Good for Representative Jim Jordan (R-OH). He is one member of Congress that gets it. Clearly the Tea Party movement has an ally in Congressman Jordan and the Republican Study Committee (RSC).
Jordan, the Chairman of the RSC, is pushing for more cuts to the federal budget. They have an amendment to the Continuing Resolution (CR) in the House to cut billions more in spending. The RSC Amendment would keep the Republican Pledge to America and cut a full $100 billion in non-security discretionary spending with an $18.5 billion in cuts on top of the existing cuts in the bill.
Let’s see if other right leaning Members of Congress are listening to the American people and ready to fight the big spending Obama Administration on spending issues.
The RSC idea is to impose a 5.5% across the board cut for all non-security spending. The RSC budget has a special provision to impose an 11% across the board cut for the legislative branch. This would cut Congress’ budget more than other portions of the budget and provide a great example of leadership.
On Tuesday, the House began consideration of a 7-month continuing resolution, which would fund the government for the rest of fiscal year 2011. When compared to the President’s request, the CR will decrease discretionary spending by $99.6 billion. This is a good start and we are happy to see the numbers moving in the right direction, but these cuts still do not fully meet the requirements House Republicans laid out in their Pledge to America because they contain $19 billion in security cuts that are not part of the Pledge.

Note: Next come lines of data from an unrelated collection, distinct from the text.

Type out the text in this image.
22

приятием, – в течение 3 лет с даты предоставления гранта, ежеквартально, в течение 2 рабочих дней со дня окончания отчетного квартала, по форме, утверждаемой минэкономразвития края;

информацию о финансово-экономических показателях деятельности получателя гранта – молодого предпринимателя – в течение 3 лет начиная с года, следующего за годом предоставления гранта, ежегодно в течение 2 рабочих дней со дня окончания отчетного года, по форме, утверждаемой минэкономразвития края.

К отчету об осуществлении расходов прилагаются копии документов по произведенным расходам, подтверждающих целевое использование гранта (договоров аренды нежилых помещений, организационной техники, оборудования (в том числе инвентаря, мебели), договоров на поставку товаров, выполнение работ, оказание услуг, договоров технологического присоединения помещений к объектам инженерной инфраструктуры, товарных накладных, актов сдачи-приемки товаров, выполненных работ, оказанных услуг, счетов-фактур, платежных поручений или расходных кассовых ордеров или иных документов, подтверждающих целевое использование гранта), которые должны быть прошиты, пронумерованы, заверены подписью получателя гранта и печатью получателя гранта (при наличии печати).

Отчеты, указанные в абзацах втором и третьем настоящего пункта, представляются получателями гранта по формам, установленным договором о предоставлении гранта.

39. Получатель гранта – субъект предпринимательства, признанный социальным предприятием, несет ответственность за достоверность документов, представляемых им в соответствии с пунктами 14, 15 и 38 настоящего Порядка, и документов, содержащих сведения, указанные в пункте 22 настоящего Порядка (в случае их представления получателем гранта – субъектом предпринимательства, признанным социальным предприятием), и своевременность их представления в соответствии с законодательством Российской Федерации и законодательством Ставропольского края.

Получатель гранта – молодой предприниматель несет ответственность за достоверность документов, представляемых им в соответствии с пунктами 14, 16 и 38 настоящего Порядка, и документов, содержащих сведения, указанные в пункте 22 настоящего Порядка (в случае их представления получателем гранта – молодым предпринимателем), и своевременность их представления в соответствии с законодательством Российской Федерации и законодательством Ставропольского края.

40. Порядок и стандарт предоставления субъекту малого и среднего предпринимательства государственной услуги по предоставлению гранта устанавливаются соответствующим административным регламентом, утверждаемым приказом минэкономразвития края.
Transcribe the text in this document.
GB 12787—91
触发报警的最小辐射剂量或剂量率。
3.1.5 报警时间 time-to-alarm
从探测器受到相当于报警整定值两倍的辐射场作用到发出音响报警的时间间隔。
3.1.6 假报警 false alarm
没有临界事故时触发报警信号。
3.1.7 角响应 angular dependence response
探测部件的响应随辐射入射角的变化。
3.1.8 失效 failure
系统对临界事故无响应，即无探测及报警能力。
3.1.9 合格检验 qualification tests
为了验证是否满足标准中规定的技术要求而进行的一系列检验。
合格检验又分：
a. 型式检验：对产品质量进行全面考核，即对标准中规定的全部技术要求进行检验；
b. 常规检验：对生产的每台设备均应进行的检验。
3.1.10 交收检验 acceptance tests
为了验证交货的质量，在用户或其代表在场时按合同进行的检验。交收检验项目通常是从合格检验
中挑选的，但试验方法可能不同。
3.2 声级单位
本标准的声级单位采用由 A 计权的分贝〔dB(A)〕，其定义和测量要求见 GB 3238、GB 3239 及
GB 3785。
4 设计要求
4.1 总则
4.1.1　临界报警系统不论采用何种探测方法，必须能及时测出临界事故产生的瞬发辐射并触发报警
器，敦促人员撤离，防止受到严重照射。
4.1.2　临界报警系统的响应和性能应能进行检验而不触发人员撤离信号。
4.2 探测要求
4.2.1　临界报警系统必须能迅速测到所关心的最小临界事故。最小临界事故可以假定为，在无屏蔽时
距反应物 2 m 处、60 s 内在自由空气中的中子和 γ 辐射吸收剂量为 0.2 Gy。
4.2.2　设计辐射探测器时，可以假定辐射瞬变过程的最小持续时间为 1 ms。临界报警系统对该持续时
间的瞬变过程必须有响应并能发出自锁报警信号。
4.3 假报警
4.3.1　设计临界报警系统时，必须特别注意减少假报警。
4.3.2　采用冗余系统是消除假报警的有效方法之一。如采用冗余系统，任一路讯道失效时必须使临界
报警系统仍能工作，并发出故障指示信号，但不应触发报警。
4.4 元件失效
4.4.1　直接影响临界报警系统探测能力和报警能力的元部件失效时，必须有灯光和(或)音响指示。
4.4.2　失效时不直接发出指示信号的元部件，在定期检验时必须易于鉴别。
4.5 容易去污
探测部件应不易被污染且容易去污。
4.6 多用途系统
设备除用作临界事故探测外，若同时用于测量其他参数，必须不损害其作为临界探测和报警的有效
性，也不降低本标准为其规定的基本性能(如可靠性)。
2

Sixty-eight Republicans, backed Democrats in defense of preserving at least reduced funding for legal aid to the poor, for example. Minutes later, 70 Republicans joined 158 Democrats on a 228-203 vote that restored $280 million for the Community Oriented Policing Services or COPS program, a favorite initiative of Vice President Joe Biden. And given the power of the firefighter lobby, the dike seemed to break when as many as 132 Republicans backed an amendment by Rep. Bill Pascrell (D-N.J.) to restore $510 million for Homeland Security grants for first responders.
No matter what happens on this and other amendments, The House is expected to send a strong signal to the Senate that deep cuts will be necessary to get this CR to the President’s desk.

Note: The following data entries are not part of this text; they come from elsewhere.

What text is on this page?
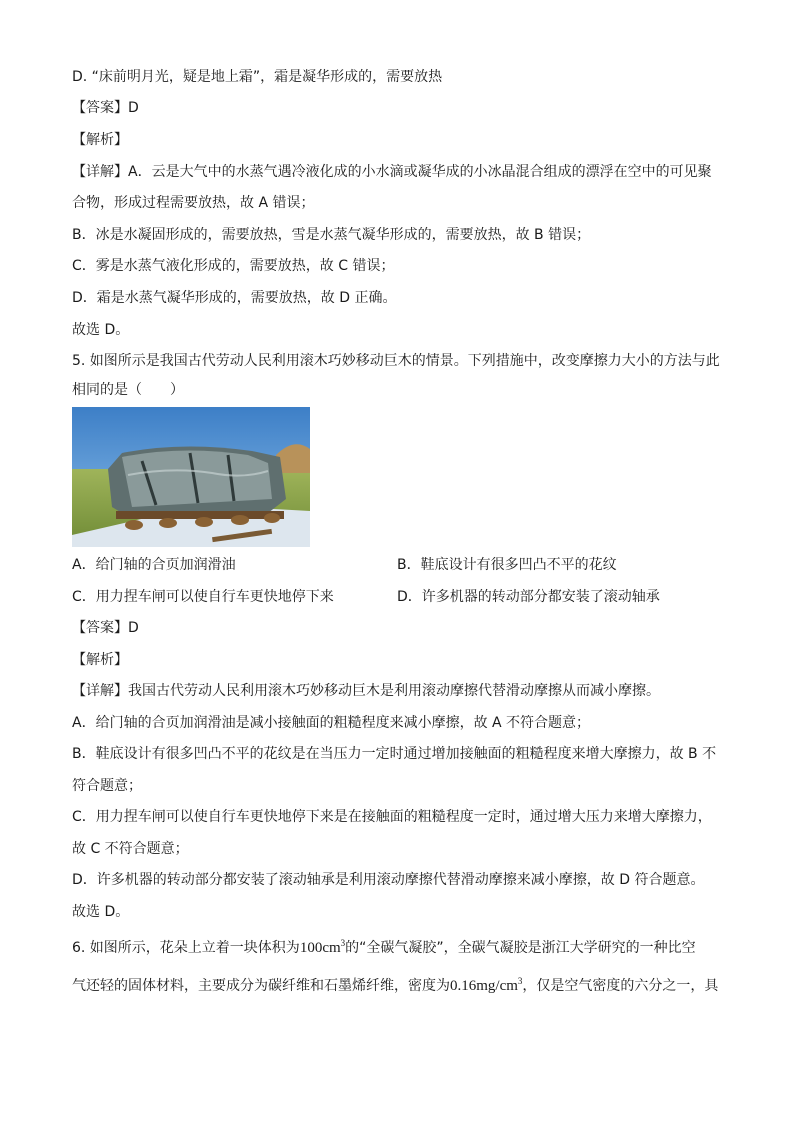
D. “床前明月光，疑是地上霜”，霜是凝华形成的，需要放热
【答案】D
【解析】
【详解】A．云是大气中的水蒸气遇冷液化成的小水滴或凝华成的小冰晶混合组成的漂浮在空中的可见聚
合物，形成过程需要放热，故 A 错误；
B．冰是水凝固形成的，需要放热，雪是水蒸气凝华形成的，需要放热，故 B 错误；
C．雾是水蒸气液化形成的，需要放热，故 C 错误；
D．霜是水蒸气凝华形成的，需要放热，故 D 正确。
故选 D。
5. 如图所示是我国古代劳动人民利用滚木巧妙移动巨木的情景。下列措施中，改变摩擦力大小的方法与此
相同的是（　　）
A．给门轴的合页加润滑油	B．鞋底设计有很多凹凸不平的花纹
C．用力捏车闸可以使自行车更快地停下来	D．许多机器的转动部分都安装了滚动轴承
【答案】D
【解析】
【详解】我国古代劳动人民利用滚木巧妙移动巨木是利用滚动摩擦代替滑动摩擦从而减小摩擦。
A．给门轴的合页加润滑油是减小接触面的粗糙程度来减小摩擦，故 A 不符合题意；
B．鞋底设计有很多凹凸不平的花纹是在当压力一定时通过增加接触面的粗糙程度来增大摩擦力，故 B 不
符合题意；
C．用力捏车闸可以使自行车更快地停下来是在接触面的粗糙程度一定时，通过增大压力来增大摩擦力，
故 C 不符合题意；
D．许多机器的转动部分都安装了滚动轴承是利用滚动摩擦代替滑动摩擦来减小摩擦，故 D 符合题意。
故选 D。
6. 如图所示，花朵上立着一块体积为$100cm^3$的“全碳气凝胶”，全碳气凝胶是浙江大学研究的一种比空
气还轻的固体材料，主要成分为碳纤维和石墨烯纤维，密度为$0.16mg/cm^3$，仅是空气密度的六分之一，具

The next stop for the CR is the Senate where Senate Majority Leader Harry Reid (D-NV) has used the term “shutdown” to scare Republicans into rubber stamping the President’s priorities. They are deploying the possibility of a government shutdown if the Senate can’t agree on a bill and Senate Dems are trying to pin the shutdown on the Republicans with 2 weeks before the Senate debate has commenced. Senate Ds only have 53 members of the caucus and they are going to have to negotiate with Senate Republicans and a Republican controlled House to get a bill to the President’s desk.
The President has issued a veto threat and written to Congress that “the Administration does not support deep cuts that will undermine our ability to out-educate, out-build, and out-innovate the restore of the world.” This is further proof that President Obama favors a Washington centered approach to educating America’s youth. The President favors a government investment policy to build things and he wants to borrow another trillion dollars to dole out federal highway projects to his friends. Furthermore, he believes that innovation comes from the federal government — not the private sector. This veto threat is further evidence that the President is hostile to capitalism and free market solutions to our nations’ problems.

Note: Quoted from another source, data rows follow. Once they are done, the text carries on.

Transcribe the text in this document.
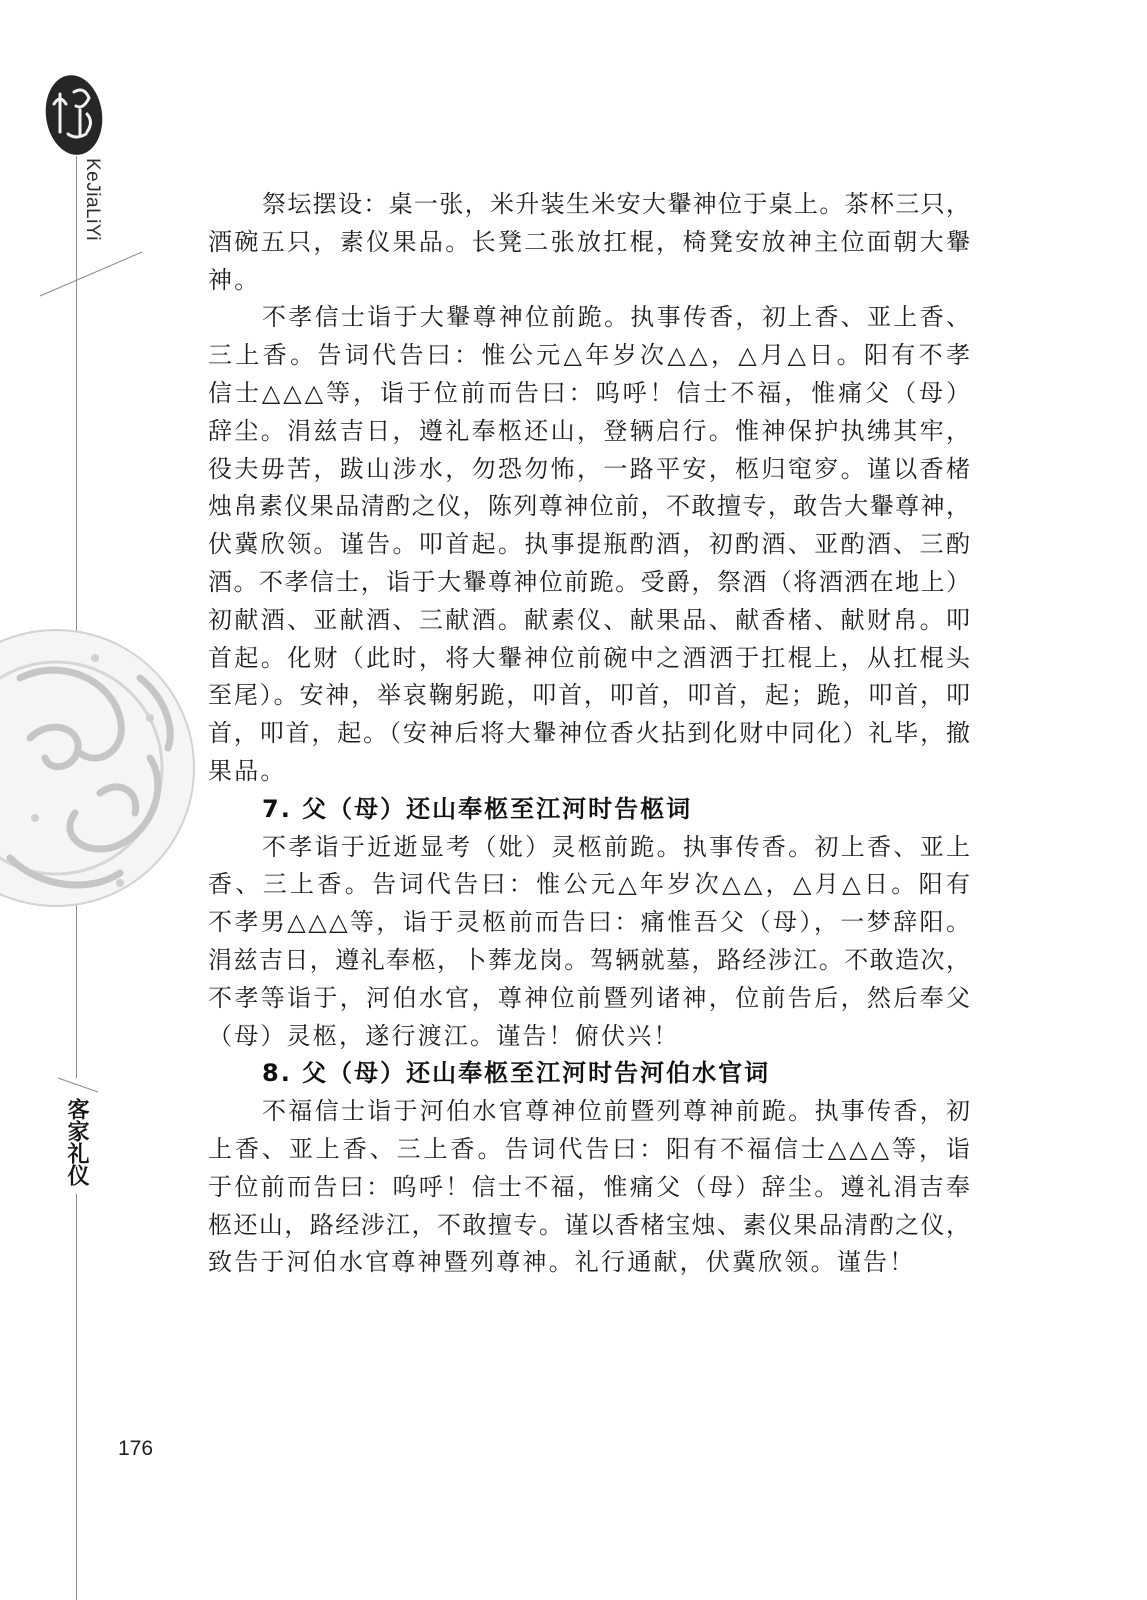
KeJiaLiYi
客家礼仪
176
祭坛摆设：桌一张，米升装生米安大轝神位于桌上。茶杯三只，
酒碗五只，素仪果品。长凳二张放扛棍，椅凳安放神主位面朝大轝
神。
不孝信士诣于大轝尊神位前跪。执事传香，初上香、亚上香、
三上香。告词代告曰：惟公元△年岁次△△，△月△日。阳有不孝
信士△△△等，诣于位前而告曰：呜呼！信士不福，惟痛父（母）
辞尘。涓兹吉日，遵礼奉柩还山，登辆启行。惟神保护执绋其牢，
役夫毋苦，跋山涉水，勿恐勿怖，一路平安，柩归窀穸。谨以香楮
烛帛素仪果品清酌之仪，陈列尊神位前，不敢擅专，敢告大轝尊神，
伏冀欣领。谨告。叩首起。执事提瓶酌酒，初酌酒、亚酌酒、三酌
酒。不孝信士，诣于大轝尊神位前跪。受爵，祭酒（将酒洒在地上）
初献酒、亚献酒、三献酒。献素仪、献果品、献香楮、献财帛。叩
首起。化财（此时，将大轝神位前碗中之酒洒于扛棍上，从扛棍头
至尾）。安神，举哀鞠躬跪，叩首，叩首，叩首，起；跪，叩首，叩
首，叩首，起。（安神后将大轝神位香火拈到化财中同化）礼毕，撤
果品。
7. 父（母）还山奉柩至江河时告柩词
不孝诣于近逝显考（妣）灵柩前跪。执事传香。初上香、亚上
香、三上香。告词代告曰：惟公元△年岁次△△，△月△日。阳有
不孝男△△△等，诣于灵柩前而告曰：痛惟吾父（母），一梦辞阳。
涓兹吉日，遵礼奉柩，卜葬龙岗。驾辆就墓，路经涉江。不敢造次，
不孝等诣于，河伯水官，尊神位前暨列诸神，位前告后，然后奉父
（母）灵柩，遂行渡江。谨告！俯伏兴！
8. 父（母）还山奉柩至江河时告河伯水官词
不福信士诣于河伯水官尊神位前暨列尊神前跪。执事传香，初
上香、亚上香、三上香。告词代告曰：阳有不福信士△△△等，诣
于位前而告曰：呜呼！信士不福，惟痛父（母）辞尘。遵礼涓吉奉
柩还山，路经涉江，不敢擅专。谨以香楮宝烛、素仪果品清酌之仪，
致告于河伯水官尊神暨列尊神。礼行通献，伏冀欣领。谨告！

The fact that the House is debating deep cuts to the CR is a wholesale rejection of the President’s big spending policies. Today is the second anniversary of the President’s failed Stimulus plan. That plan was a $1 trillion, if you count interest, Keynesian big government failure. Government failed to produce an economic stimulus, because the federal government is an inefficient allocator of resources. Two years after the Stimulus, the Republicans in the House are starting to dismantle the Obama agenda.
More from Politico:
On the second anniversary of President Barack Obama’s giant 2009 stimulus bill, the $60 billion-plus package of spending cuts underscores the changed environment in Washington. And even as Senate Democrats allied themselves with Obama’s five-year spending freeze, their emphasis was that these new limits truly constitute a cap for the party — “the minimum” savings Democrats will try to achieve, said Sen. Chuck Schumer (D-N.Y.).